According to Princess spokeswoman Alivia Owyoung, one of these was a 39-year-old female Princess crew member from Ukraine who jumped overboard the Regal Princess anchored near the Port of Rotterdam on the coast of the Netherlands.

“Our thoughts and prayers are with the family and friends of the crew member. We activated our Princess Crew Care Team to assist to family during this difficult time,” Owyoung wrote in a statement.

Freeman said she’s been making calls to try to figure out how she can help Princess provide mental health resources for those who are still stuck at sea.

She saw firsthand on the Emerald Princess instances of people “not doing well at all,” but being afraid to go to Human Resources for help out of fear that they would derail any efforts the department was making to get them home.

“I don’t think this has ever happened before,” Freeman said. “There needs to be a lot of attention paid to [the] mental health of the crew members on board who have no idea when their situation is changing.”

According to Freeman, something as simple as having access to reliable WiFi to reach out to friends and loved ones makes a difference.

“There needs to be something done about just checking in with everyone on board, and crew members need to know that they’re not forgotten,” she said.

In spite of it all, the experience has not deterred Freeman from returning to the industry.

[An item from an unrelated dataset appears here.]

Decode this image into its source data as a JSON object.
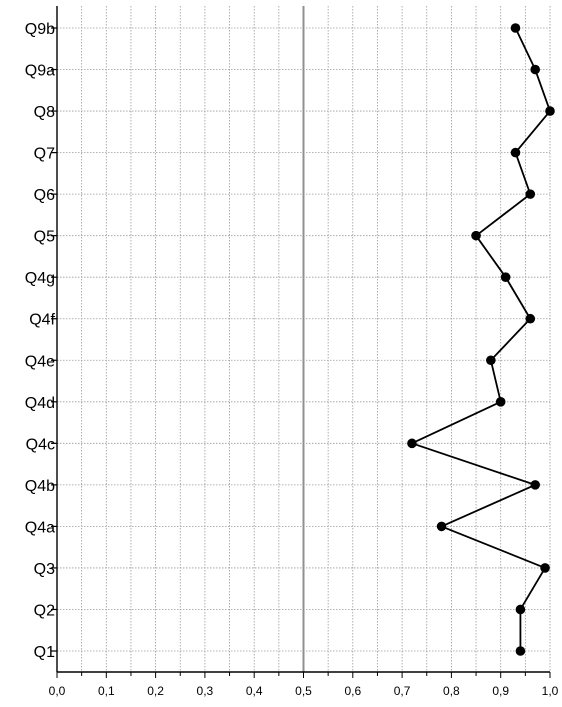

She said that even now that she’s back on land, in the “perfect world” where the virus is eradicated the first place she’d want to go is back on a ship.

“That job changed my life, and it, like, opened my eyes to traveling and like all these other cultures, just all the other cultures onboard,” she said. “And, like, getting to say that I have friends in every country, basically, and just all the exposure — 1,000 percent. I’m not done with cruise ships at all.”